Masamune is the exception to this rule. Watching him doesn't feel like watching a tired and sluggish jarhead, but more like watching a tactical operator. He's got this clever look in his eye and a stoic, determined expression. Polite, calm, and resolute, and with unmatched precision.
He probably descends from some ancient Japanese sword master waaaay back in the feudal era. I don't know if he worships that bushido crap or his ancestors like other Japanese people do, but I'm sure if his folk could see the way he fought, they would have considered him a noble hero worthy of the lineage.
Stick by this marine's side if you don't want to learn how to brawl like a thug, but to mercilessly and efficiently slaughter the opposition.
She's a total lunatic who really loves to use knives.
She somehow hasn't died though, so something that she's doing has gotta be working. That alone is worth some major props.

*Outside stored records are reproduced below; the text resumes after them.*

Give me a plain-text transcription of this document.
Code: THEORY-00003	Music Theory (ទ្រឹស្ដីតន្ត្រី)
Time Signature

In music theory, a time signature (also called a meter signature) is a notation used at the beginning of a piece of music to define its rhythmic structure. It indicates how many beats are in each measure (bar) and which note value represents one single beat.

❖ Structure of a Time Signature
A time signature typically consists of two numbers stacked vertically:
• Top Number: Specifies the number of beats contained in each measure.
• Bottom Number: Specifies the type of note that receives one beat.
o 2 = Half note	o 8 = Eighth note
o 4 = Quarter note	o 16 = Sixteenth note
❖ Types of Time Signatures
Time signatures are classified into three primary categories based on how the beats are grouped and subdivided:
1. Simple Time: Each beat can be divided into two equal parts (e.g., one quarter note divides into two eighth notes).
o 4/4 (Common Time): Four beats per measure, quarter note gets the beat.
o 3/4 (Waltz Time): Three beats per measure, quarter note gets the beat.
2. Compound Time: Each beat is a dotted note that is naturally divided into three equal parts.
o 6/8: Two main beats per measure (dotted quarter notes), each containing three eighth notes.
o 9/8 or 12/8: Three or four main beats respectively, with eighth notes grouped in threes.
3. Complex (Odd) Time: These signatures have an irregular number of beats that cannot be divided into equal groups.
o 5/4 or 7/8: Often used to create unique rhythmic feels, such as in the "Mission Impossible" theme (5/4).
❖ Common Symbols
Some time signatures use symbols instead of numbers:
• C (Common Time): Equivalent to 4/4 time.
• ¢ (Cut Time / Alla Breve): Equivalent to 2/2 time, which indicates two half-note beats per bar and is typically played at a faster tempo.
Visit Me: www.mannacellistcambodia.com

A brother of different skin yet the same blood. We swore an oath of true companionship one day while pinned down hard inside of a colony bar - can't forget it. Shiva's Snowball was a real bitch. After swearing that oath together we rocked that colony hard, mowing down hostile colonials by the dozens.
Ever since that singular operation, we've been good friends. He gets himself into trouble all the time, while I mostly watch from the background. No way in hell this guy could ever be the Captain of his own vessel; HC would thrash him six ways to Sunday for all his dumb cultural bullshit. Good thing he's still just an enlisted.
Swinging that machete around and talking about taking scalps ain't gonna fool me. This man is a lover and peacemaker at heart.
We were securing a research facility and this guy asked me to drink something from a test tube on a dare this one time. It was flesh melting acid, and ever since that day I've lost the ability to taste anything.
On the plus side, I now have an extra fifty bucks I didn't have previously.